Говорили, Джон Марстон стрелял куда-то влево, поверх головы Пирса. Клялись, что стрелял он с закрытыми глазами. И не обманулся с исходом.
Джон Марсом всегда знал, с кем выходить к закатному солнцу. Лишь с тем, чьи часы гнали время по последнему кругу. То, что круг последний Марстон определял по особенному дрожанию секундной стрелки.
– Эй, Джонни, который час? – крикнул Марстону пьяный старик, навалившийся на двери салуна.
– Семь двадцать пять пополудни, – ответил Марстон, – У тебя есть запас, старый Билл.

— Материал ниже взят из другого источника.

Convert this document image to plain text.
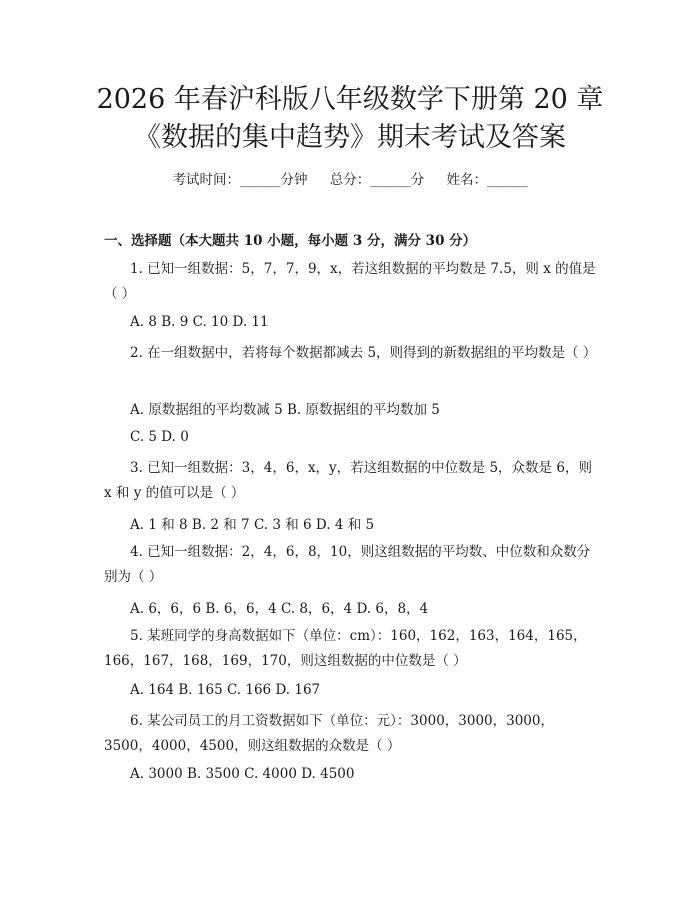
2026 年春沪科版八年级数学下册第 20 章
《数据的集中趋势》期末考试及答案
考试时间：______分钟 总分：______分 姓名：______
一、选择题（本大题共 10 小题，每小题 3 分，满分 30 分）
1. 已知一组数据：5，7，7，9，x，若这组数据的平均数是 7.5，则 x 的值是（ ）
A. 8 B. 9 C. 10 D. 11
2. 在一组数据中，若将每个数据都减去 5，则得到的新数据组的平均数是（ ）
A. 原数据组的平均数减 5 B. 原数据组的平均数加 5
C. 5 D. 0
3. 已知一组数据：3，4，6，x，y，若这组数据的中位数是 5，众数是 6，则 x 和 y 的值可以是（ ）
A. 1 和 8 B. 2 和 7 C. 3 和 6 D. 4 和 5
4. 已知一组数据：2，4，6，8，10，则这组数据的平均数、中位数和众数分别为（ ）
A. 6，6，6 B. 6，6，4 C. 8，6，4 D. 6，8，4
5. 某班同学的身高数据如下（单位：cm）：160，162，163，164，165，166，167，168，169，170，则这组数据的中位数是（ ）
A. 164 B. 165 C. 166 D. 167
6. 某公司员工的月工资数据如下（单位：元）：3000，3000，3000，3500，4000，4500，则这组数据的众数是（ ）
A. 3000 B. 3500 C. 4000 D. 4500
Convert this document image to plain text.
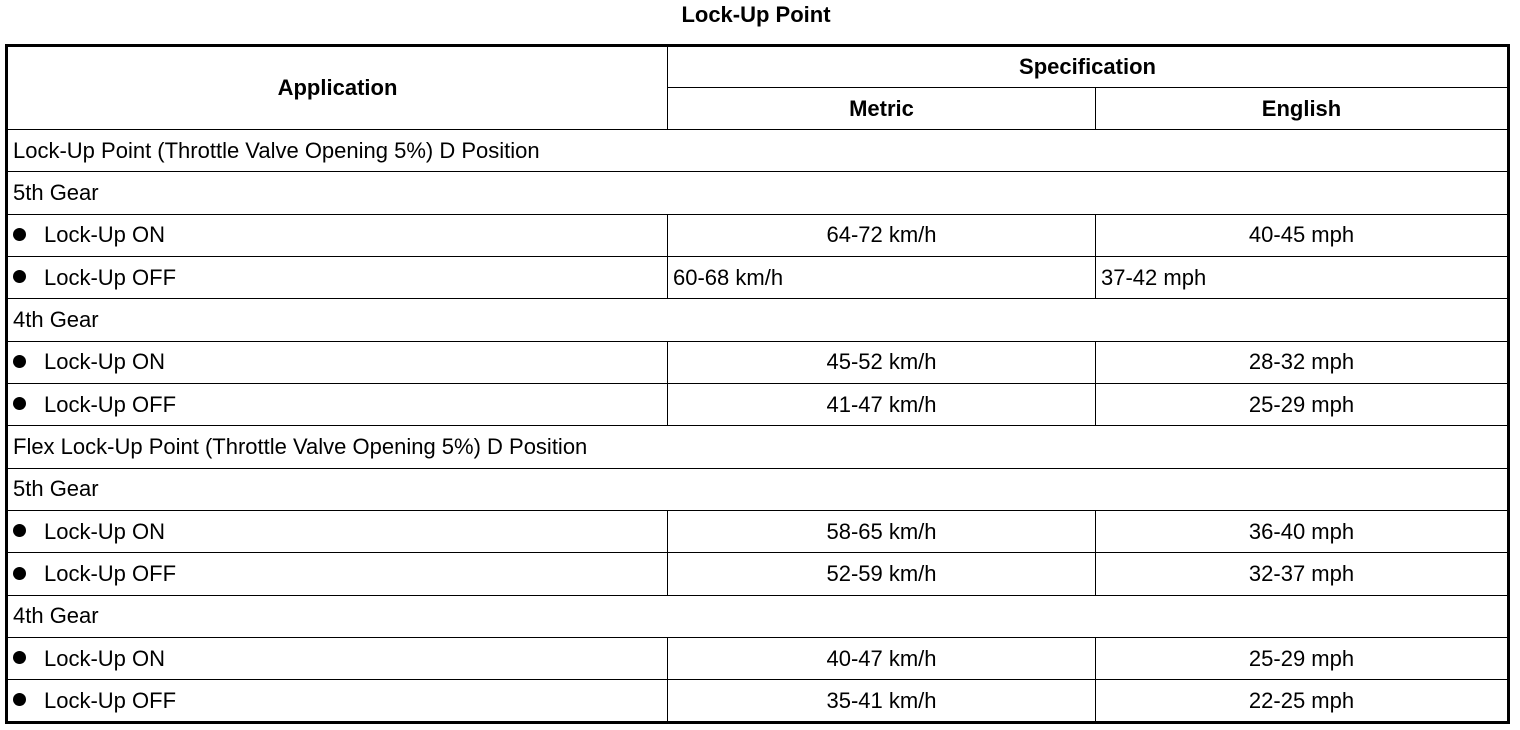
Lock-Up Point
Application	Specification	
	Metric	English
Lock-Up Point (Throttle Valve Opening 5%) D Position		
5th Gear		
Lock-Up ON	64-72 km/h	40-45 mph
Lock-Up OFF	60-68 km/h	37-42 mph
4th Gear		
Lock-Up ON	45-52 km/h	28-32 mph
Lock-Up OFF	41-47 km/h	25-29 mph
Flex Lock-Up Point (Throttle Valve Opening 5%) D Position		
5th Gear		
Lock-Up ON	58-65 km/h	36-40 mph
Lock-Up OFF	52-59 km/h	32-37 mph
4th Gear		
Lock-Up ON	40-47 km/h	25-29 mph
Lock-Up OFF	35-41 km/h	22-25 mph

Джон Марстон не нуждался в механических часах, он видел время каждого в этом городе. И понимал, какой час наступает. Все чаще он чуть запрокидывал голову, косил глаза влево и яростно моргал, ненавидя секундную стрелку, выбивающую нервный пунктир на белом циферблате. Запас Джона Марстона подходил к концу, а люди говорили, что он молится после очередной победы. Молится своему неизвестному не-Богу.
Новая жизнь
– Когда я закончу чертить круг, вы войдёте в его центр и будете стоять совершенно неподвижно, даже неверный вдох приведет плачевному результату.
– Что же мне совсем не дышать?
– Дышите, конечно, но не шевелитесь. Делайте, что я говорю, если хотите сохранить гарантию на последующие чистки.
Один дорисовывает круг, второй внимательно наблюдает. Круг сложносоставной, многослойный, в него вписаны знаки: из знакомых только символы планет – вот Юпитер и Сатурн, а вот Луна и Солнце. Остальные второму в новинку, он разузнает побольше, прошерстит сеть, после ритуала. Вроде нарисован круг мелом, но вот замыкается бесконечная линия и сложный рисунок начинает светиться. В полумраке свет распыляется, над кругом поднимается дымок.